Team Rocket took off after the pikachus, sending pokemon after pokemon at the pikachus. It was no good, as usual. They came back, shocked and panting. "Aren't they yours?" Jessie gasped. Tommy shook his head, causing a major face fault. "Let's go over with that guy. He looks smart. He could probably get us home, away from this idiot." Meowth said, so they walked of to the scientist. Tommy was in a major problem. He didn't know what to do now. He had wanted bigger animals to take care of these little ones, not weak animals! Tommy thought and thought, and finally came to a solution. He would find the bigger animals he wanted.  
  
A third time he opened the space-time continuum, and out came a large group of eight people. After the obligatory coughing, hacking, and cursing ended, one boy with a large mass of brown hair stepped forward, his voice commanding and somewhat condescending. "Where are we? Who are you?" The boy insisted, glaring at Tommy. He was confused at the boy's assertiveness that he didn't know what to say. Another boy, this time with pristine looks and a sculpted head of blond hair pushed past the brown-haired boy, almost with a sneer of contempt on his face. "Ignore Tai there. I'm Yamato, and we are the Chosen Children. What he was TRYING to say was, Where exactly are we?" Tommy could answer that. He noticed the animals they had with them, and smiled. "I want you to kill those things, pikachus. You have big animals to do it." The Chosen Children stared at him blankly, and walked over to the pikachus.

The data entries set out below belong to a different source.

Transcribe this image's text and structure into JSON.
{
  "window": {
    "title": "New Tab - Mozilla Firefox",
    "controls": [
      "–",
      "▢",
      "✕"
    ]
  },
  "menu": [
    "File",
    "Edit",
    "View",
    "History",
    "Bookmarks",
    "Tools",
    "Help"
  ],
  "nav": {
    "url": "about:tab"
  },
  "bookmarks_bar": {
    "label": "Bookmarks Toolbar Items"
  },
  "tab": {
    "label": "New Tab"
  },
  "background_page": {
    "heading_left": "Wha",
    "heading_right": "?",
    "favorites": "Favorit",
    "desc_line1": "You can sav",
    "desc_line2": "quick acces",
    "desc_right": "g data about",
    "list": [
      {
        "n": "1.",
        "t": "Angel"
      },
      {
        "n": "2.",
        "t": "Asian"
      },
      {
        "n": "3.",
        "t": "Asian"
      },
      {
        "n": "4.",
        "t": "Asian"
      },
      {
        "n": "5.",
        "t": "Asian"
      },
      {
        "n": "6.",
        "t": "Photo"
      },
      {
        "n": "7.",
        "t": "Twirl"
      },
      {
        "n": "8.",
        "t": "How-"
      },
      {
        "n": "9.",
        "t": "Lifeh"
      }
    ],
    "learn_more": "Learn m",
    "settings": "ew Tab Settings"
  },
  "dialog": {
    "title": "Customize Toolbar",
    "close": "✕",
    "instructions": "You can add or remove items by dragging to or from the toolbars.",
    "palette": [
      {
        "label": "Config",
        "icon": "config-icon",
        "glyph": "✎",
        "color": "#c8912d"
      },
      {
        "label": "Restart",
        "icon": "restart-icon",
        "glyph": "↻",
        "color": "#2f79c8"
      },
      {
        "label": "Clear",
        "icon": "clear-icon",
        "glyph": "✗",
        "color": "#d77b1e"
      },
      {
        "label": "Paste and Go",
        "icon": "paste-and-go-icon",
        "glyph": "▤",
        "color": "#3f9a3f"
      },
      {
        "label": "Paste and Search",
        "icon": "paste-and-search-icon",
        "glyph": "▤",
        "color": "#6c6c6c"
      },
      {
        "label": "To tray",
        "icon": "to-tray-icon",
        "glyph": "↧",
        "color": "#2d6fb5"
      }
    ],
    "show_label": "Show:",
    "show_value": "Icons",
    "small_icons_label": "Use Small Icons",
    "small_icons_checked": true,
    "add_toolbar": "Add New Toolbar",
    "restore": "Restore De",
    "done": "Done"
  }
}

Tommy watched as the confused children watched the pikachus for a minute, then started to walk away.  
  
"Hey! Where are you going?" Shouted Tommy as they walked away. "We want to go home!" Cried Tai, and they kept walking. Tommy looked at all the people he had brought, and cleared his throat. "Er..I don't know how to send you home.." Everyone stopped, glaring at him. "You mean we're stuck here?" said the one called Yamato. "Well, yes." Admitted Tommy. He turned and pointed at the dead volcano behind him. There are caves in there. How 'bout you live there?" Everyone sweatdropped. "You mean, we have to live here?! Dammit.." Hissed Yamato. The scientist pulled out a different machine and stuck it into the ground. A fully functional Laboratory burst out. "This will be all that I need. I am Eclipse." The scientist said, walking in. Everyone stared at each other, then glared at Tommy. "Idiot." Meowth whispered.